By Jaideep Sarin and Japjeet Duggal
Chandigarh/Amritsar: The afternoon heat outside bothers none. As the gathering of the devout listens to hymns in air-conditioned comfort, the English translation of the lyrics appears on two screens placed on either side of Guru Granth Sahib, the Sikh holy book. The screens are linked to a laptop and a projector.
The scene unfolds at an upscale gurdwara in Chandigarh’s Sector 8, a place frequented by many – from commoners to VIPs to the super-rich in their luxury sedans.
Catering to the needs of the 21st century, gurdwaras in Chandigarh and Punjab are changing to include an element of comfort. Laptops, screens, projectors and wireless microphones are also being used in some of the shrines.
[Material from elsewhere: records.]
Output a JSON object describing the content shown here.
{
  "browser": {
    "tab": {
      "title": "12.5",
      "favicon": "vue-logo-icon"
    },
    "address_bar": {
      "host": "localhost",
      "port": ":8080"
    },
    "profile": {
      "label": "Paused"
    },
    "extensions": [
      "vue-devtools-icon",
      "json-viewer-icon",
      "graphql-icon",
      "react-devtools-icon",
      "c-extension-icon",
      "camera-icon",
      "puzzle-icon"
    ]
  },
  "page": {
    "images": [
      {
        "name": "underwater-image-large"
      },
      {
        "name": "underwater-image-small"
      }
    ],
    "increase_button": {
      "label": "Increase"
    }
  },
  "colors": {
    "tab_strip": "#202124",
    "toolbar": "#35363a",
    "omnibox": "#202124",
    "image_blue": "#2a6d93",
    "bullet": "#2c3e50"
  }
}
Even though religious traditions are strictly followed at these gurdwaras, the facilities, which used to be basic just a decade ago, have now turned swank.
“Many gurdwaras across Chandigarh are going hi-tech with the purpose of spreading the message of the gurus to a wider population,” said Sarabjit Singh, a granthi (Sikh priest) at a gurdwara here.
In Chandigarh, the gurdwaras in Sector 8 and Sector 34, two of the biggest ones in the city that get the maximum number of devotees, have taken the lead by installing air-conditioners (ACs) for summer and heaters and blowers for the winter.
In the Sector 8 gurdwara, a special projector screen shows everything a granthi is reading from the Sikh holy book.
With the help of a laptop, the Gurmukhi text is translated into English for people of non-Sikh origin and those who do not understand the language, especially youth.
Sikander Singh, the person who translates and projects the text, said: “One of our regular devotees got the idea during a trip abroad where screens were being used to translate the holy book and hymns.”
“We have the software that keeps translating everything that the Granthi reads from the holy book and is projected on the screens. Many youths don’t know Punjabi,” he said.
The new systems are also attracting more people for the prayers.
“One of my friends’ visits the gurdwara just because the translation makes things easier for her to understand. Also, I see many youngsters who have started coming regularly,” said Surinder Kaur, a senior citizen and Sector 8 resident.
“At times, when I go on leave, young boys start calling me and asking me to come back because they miss the translations,” Sikander Singh said.
The Sector 34 gurdwara also had the translation system in place until some time ago.
“When the system was in place, many students living as paying guests would come and attend the prayers. The number has gone down significantly,” Gurdyal Singh, a volunteer at the gurdwara, admitted.
The shrine now has an LCD screen installed at the entrance of the main hall which displays a daily message from the holy book.
In some gurdwaras, the traditional ‘langar’ (community kitchen) has also undergone a change.
“Earlier, people used to sit down on jute mats on the floor to partake langar. Now, the organisers prefer buffet-style langar where vegetarian food is served by a caterer like at a wedding or social occasion,” gurdwara volunteer Gurpreet Singh said.
For the comfort of the elderly and those with knee problems, most gurdwaras have put up chairs and sofas in the main shrine hall.
Harmandar Sahib, the holiest of Sikh shrines popularly known as the Golden Temple, in Amritsar also had pillar ACs installed in May 2008. Though initially there was some opposition to the move initiated by the Shiromani Gurdwara Parbandhak Committee (SGPC), which manages gurdwaras across Punjab, Haryana and Himachal Pradesh, the ACs have been working perfectly fine inside the all-gold sanctum sanctorum since then.
Gurdwaras in other cities and towns across Punjab are also gradually going for makeovers even as those in rural areas continue to be their traditional self.